As mentioned in the literature review25,26, saponins have high medicinal value. However, QSs have two sides. Despite medicinal value, on the other hand, its bitterness reduces the taste of food, which brings a lot of trouble to the production of quinoa food. To solve this dilemma, many studies have focused on the desaponification treatment of quinoa seeds in food production. With the development of high-throughput sequencing technology, particularly completion of quinoa genome annotation23, genomics-assisted breeding has gradually been put on the agenda for the improvement of quinoa varieties. This study was designed to mine the key genes related to QSs metabolism by RNA-seq technologies and several statistical methods. These findings might help others to better understand the metabolic process and regulatory mechanism of QSs. The screened key genes can be used as promising targets for the molecular breeding of improved quinoa, which, in turn, would lay the foundation for the rational utilization of QSs.
The results of differential analysis revealed that there were more DEGs between developmental stages than between breeds. There were 19181 differential genes between the Yr group and Yl group (Fig. 2a); 20265 genes between the Yr group and Wl group (Fig. 2c); 4013 genes between the Yr group and Wr group (Fig. 2b). This may be because in addition to the differential expression of metabolic genes, the differences in the expression of structural genes were also highly significant than that between breeds. Through the intersection of three differentially expressed gene sets, most of the differentially expressed structural genes were eliminated, while the differentially expressed metabolic genes were maximally retained. We also carried out KEGG pathway analysis of the screened DEGs and found these genes were significantly enriched in metabolism-related pathways (Fig. S2), which confirmed our speculation.
Gene set enrichment analysis is useful for identifying genes closely related to saponin synthesis. We obtained 116 key candidate genes by performing GSEA. Among 116 genes, 56 genes were up-regulated and 60 were down-regulated between Yr group and Wr group (Table S2). Remarkably, we found that the majority of saponin metabolic pathway genes in Yr group compared to Wr group were down-regulated (Table S1), which was contrary to the up-regulation of saponin content. Consequently, we speculate that there are new metabolic pathways for saponin in yellow quinoa seeds in addition to the metabolic pathway to our knowledge. In 57 key genes analyzed by PCA, we found 22 genes encoding uncharacterized proteins closely related to the metabolism of quinoa saponin (marked by asterisks in Fig. 5), which partially corroborates our speculation.
In order to select key genes from 116 genes, principal component analysis was carried out (Fig. 4a). We filtered 57 key genes using PCA. Details about the expression of these genes are displayed in Fig. 4b and Fig. 5. As can be seen, of the 57 selected genes, 51 genes were up-regulated and 6 genes were down-regulated between Yr and Wr group. We speculated that these up-regulated genes were positive regulators of saponin biosynthesis, while down-regulated genes may play a role in negative regulators.
To identify key genes, hierarchical cluster analysis and PCA analysis were performed based on 57 genes. Hierarchical clustering of 12 quinoa samples according to the expression patterns of 57 key genes suggested that these genes could effectively discriminate four groups (Fig. 4b). PCA analysis showed that the expression of 57 key genes explained 84.19% of the variable (Fig.
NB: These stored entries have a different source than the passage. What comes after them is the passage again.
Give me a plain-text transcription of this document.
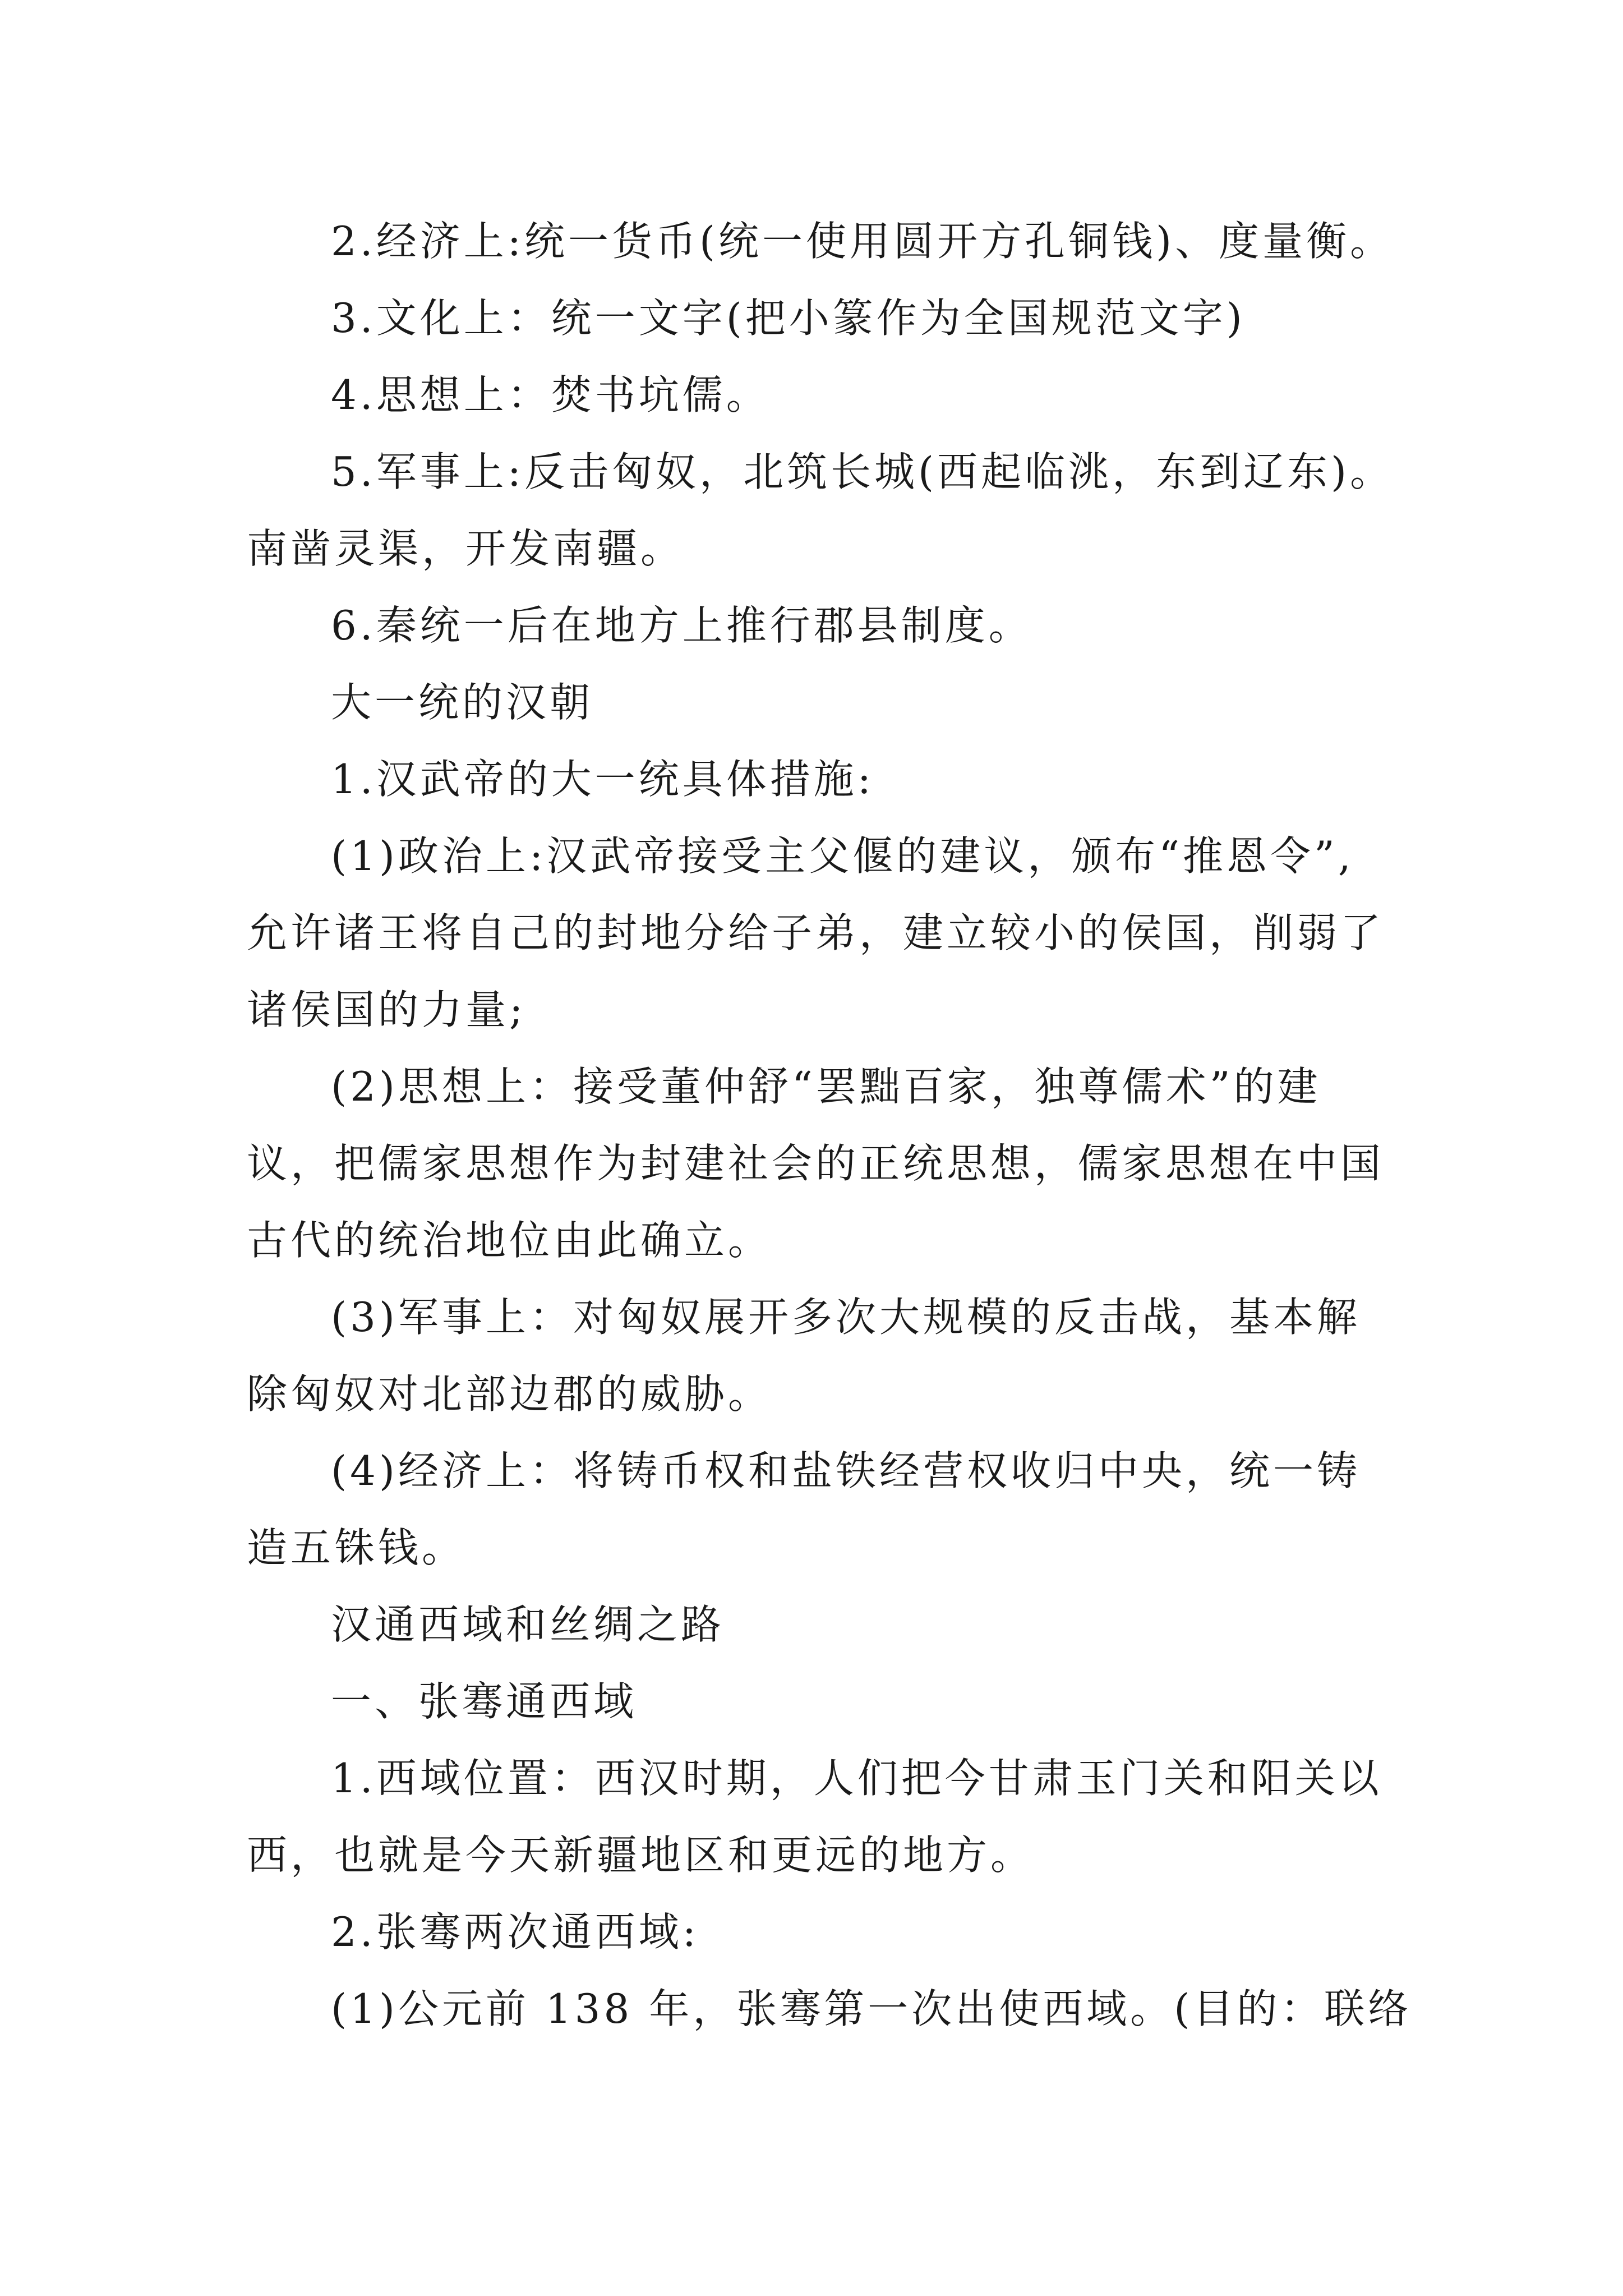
2.经济上:统一货币(统一使用圆开方孔铜钱)、度量衡。
3.文化上：统一文字(把小篆作为全国规范文字)
4.思想上：焚书坑儒。
5.军事上:反击匈奴，北筑长城(西起临洮，东到辽东)。
南凿灵渠，开发南疆。
6.秦统一后在地方上推行郡县制度。
大一统的汉朝
1.汉武帝的大一统具体措施:
(1)政治上:汉武帝接受主父偃的建议，颁布“推恩令”,
允许诸王将自己的封地分给子弟，建立较小的侯国，削弱了
诸侯国的力量;
(2)思想上：接受董仲舒“罢黜百家，独尊儒术”的建
议，把儒家思想作为封建社会的正统思想，儒家思想在中国
古代的统治地位由此确立。
(3)军事上：对匈奴展开多次大规模的反击战，基本解
除匈奴对北部边郡的威胁。
(4)经济上：将铸币权和盐铁经营权收归中央，统一铸
造五铢钱。
汉通西域和丝绸之路
一、张骞通西域
1.西域位置：西汉时期，人们把今甘肃玉门关和阳关以
西，也就是今天新疆地区和更远的地方。
2.张骞两次通西域:
(1)公元前 138 年，张骞第一次出使西域。(目的：联络
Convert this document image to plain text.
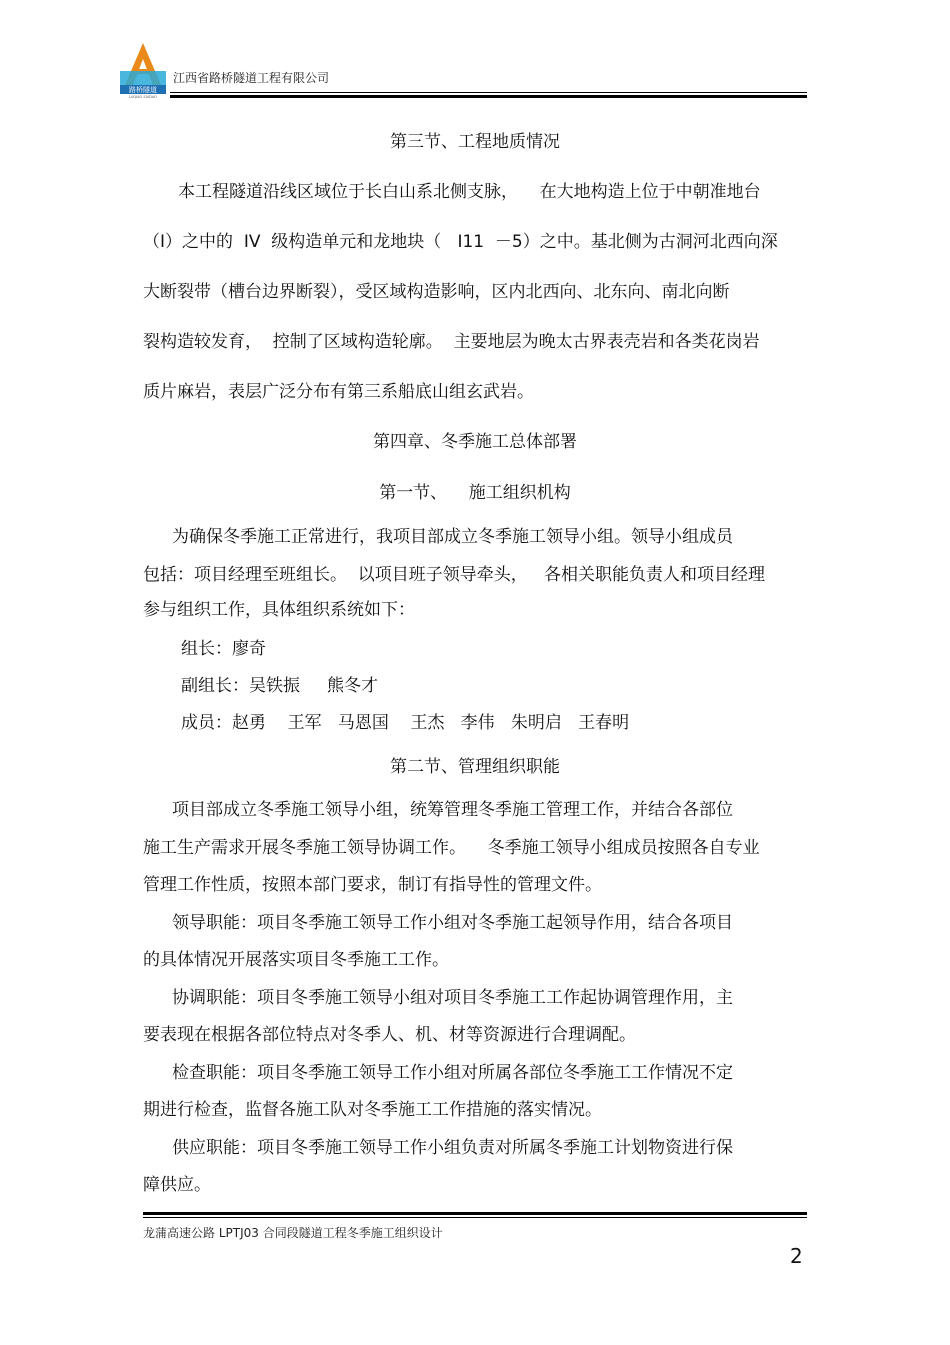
路桥隧道
LUQIAO SUIDAO
江西省路桥隧道工程有限公司
第三节、工程地质情况
本工程隧道沿线区域位于长白山系北侧支脉，    在大地构造上位于中朝准地台
（I）之中的  IV  级构造单元和龙地块（   I11  －5）之中。基北侧为古洞河北西向深
大断裂带（槽台边界断裂），受区域构造影响，区内北西向、北东向、南北向断
裂构造较发育，  控制了区域构造轮廓。  主要地层为晚太古界表壳岩和各类花岗岩
质片麻岩，表层广泛分布有第三系船底山组玄武岩。
第四章、冬季施工总体部署
第一节、    施工组织机构
为确保冬季施工正常进行，我项目部成立冬季施工领导小组。领导小组成员
包括：项目经理至班组长。  以项目班子领导牵头，   各相关职能负责人和项目经理
参与组织工作，具体组织系统如下：
组长：廖奇
副组长：吴铁振     熊冬才
成员：赵勇    王军   马恩国    王杰   李伟   朱明启   王春明
第二节、管理组织职能
项目部成立冬季施工领导小组，统筹管理冬季施工管理工作，并结合各部位
施工生产需求开展冬季施工领导协调工作。    冬季施工领导小组成员按照各自专业
管理工作性质，按照本部门要求，制订有指导性的管理文件。
领导职能：项目冬季施工领导工作小组对冬季施工起领导作用，结合各项目
的具体情况开展落实项目冬季施工工作。
协调职能：项目冬季施工领导小组对项目冬季施工工作起协调管理作用，主
要表现在根据各部位特点对冬季人、机、材等资源进行合理调配。
检查职能：项目冬季施工领导工作小组对所属各部位冬季施工工作情况不定
期进行检查，监督各施工队对冬季施工工作措施的落实情况。
供应职能：项目冬季施工领导工作小组负责对所属冬季施工计划物资进行保
障供应。
龙蒲高速公路 LPTJ03 合同段隧道工程冬季施工组织设计
2
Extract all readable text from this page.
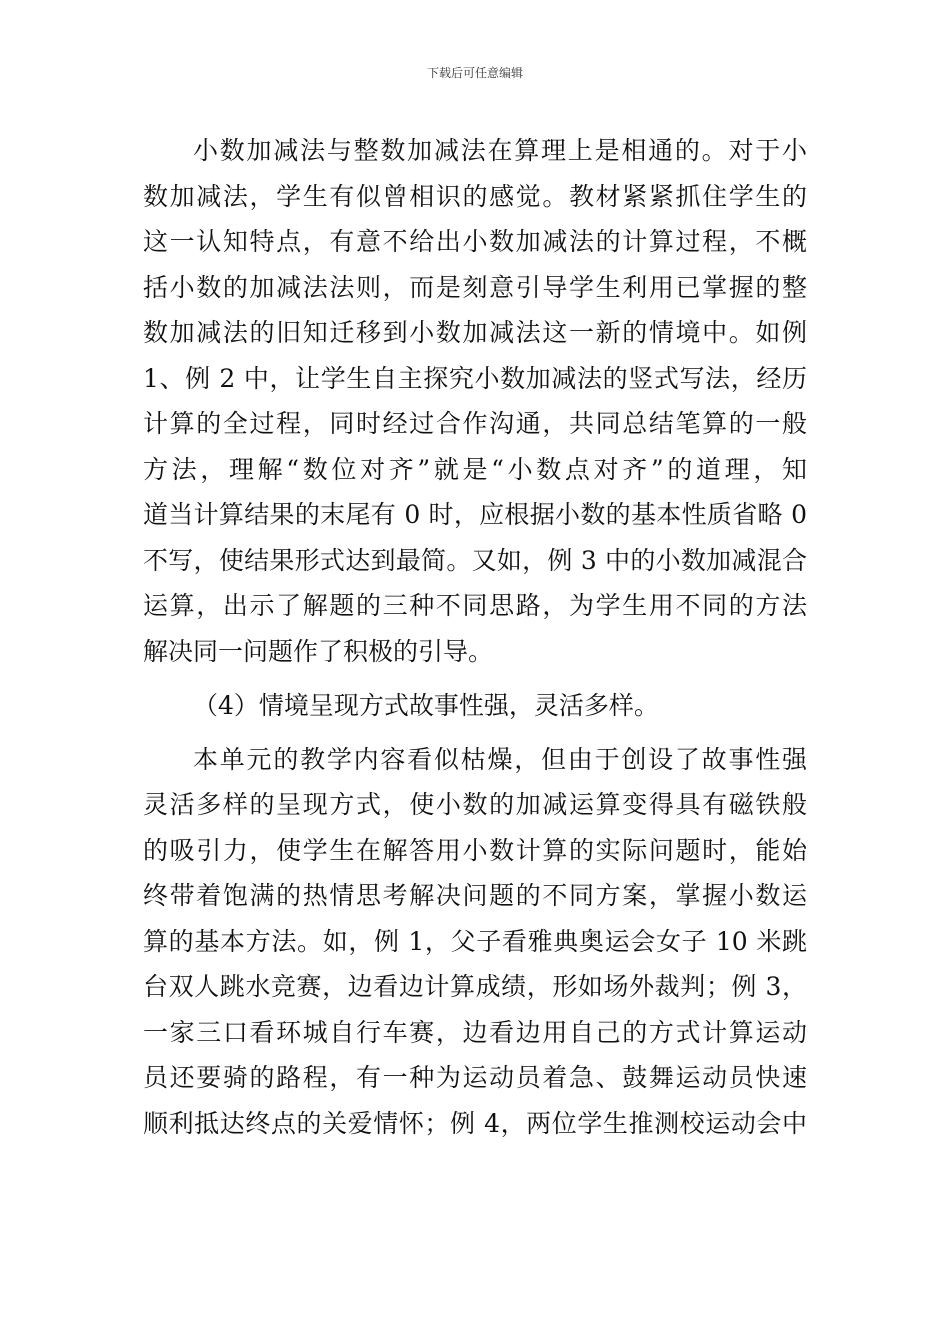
下载后可任意编辑
小数加减法与整数加减法在算理上是相通的。对于小
数加减法，学生有似曾相识的感觉。教材紧紧抓住学生的
这一认知特点，有意不给出小数加减法的计算过程，不概
括小数的加减法法则，而是刻意引导学生利用已掌握的整
数加减法的旧知迁移到小数加减法这一新的情境中。如例
1、例 2 中，让学生自主探究小数加减法的竖式写法，经历
计算的全过程，同时经过合作沟通，共同总结笔算的一般
方法，理解“数位对齐”就是“小数点对齐”的道理，知
道当计算结果的末尾有 0 时，应根据小数的基本性质省略 0
不写，使结果形式达到最简。又如，例 3 中的小数加减混合
运算，出示了解题的三种不同思路，为学生用不同的方法
解决同一问题作了积极的引导。
（4）情境呈现方式故事性强，灵活多样。
本单元的教学内容看似枯燥，但由于创设了故事性强
灵活多样的呈现方式，使小数的加减运算变得具有磁铁般
的吸引力，使学生在解答用小数计算的实际问题时，能始
终带着饱满的热情思考解决问题的不同方案，掌握小数运
算的基本方法。如，例 1，父子看雅典奥运会女子 10 米跳
台双人跳水竞赛，边看边计算成绩，形如场外裁判；例 3，
一家三口看环城自行车赛，边看边用自己的方式计算运动
员还要骑的路程，有一种为运动员着急、鼓舞运动员快速
顺利抵达终点的关爱情怀；例 4，两位学生推测校运动会中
S3), which better explained the differences of the four groups of samples than that based on 116 genes (Fig. 4a).
There are still some weaknesses of this work. Firstly, we have not identified the 57 key genes in an experimental way. Secondly, in this study, one interesting finding was we also identified 10 lncRNAs. Previous studies have been suggested that, in plants, lncRNAs play important roles as regulators in gene silencing27, flowering time control28, organogenesis in roots29, photomorphogenesis in seedlings30, abiotic stress responses31,32, and reproduction33. What role these 10 lncRNAs play in the regulation of saponin metabolism that we need to explore further. Thirdly, in this study, due to incomplete information on genome annotation, we found some uncharacterized genes (Table S1 and Fig. 5), whose specific functions need to be further verified in the saponin biosynthesis process.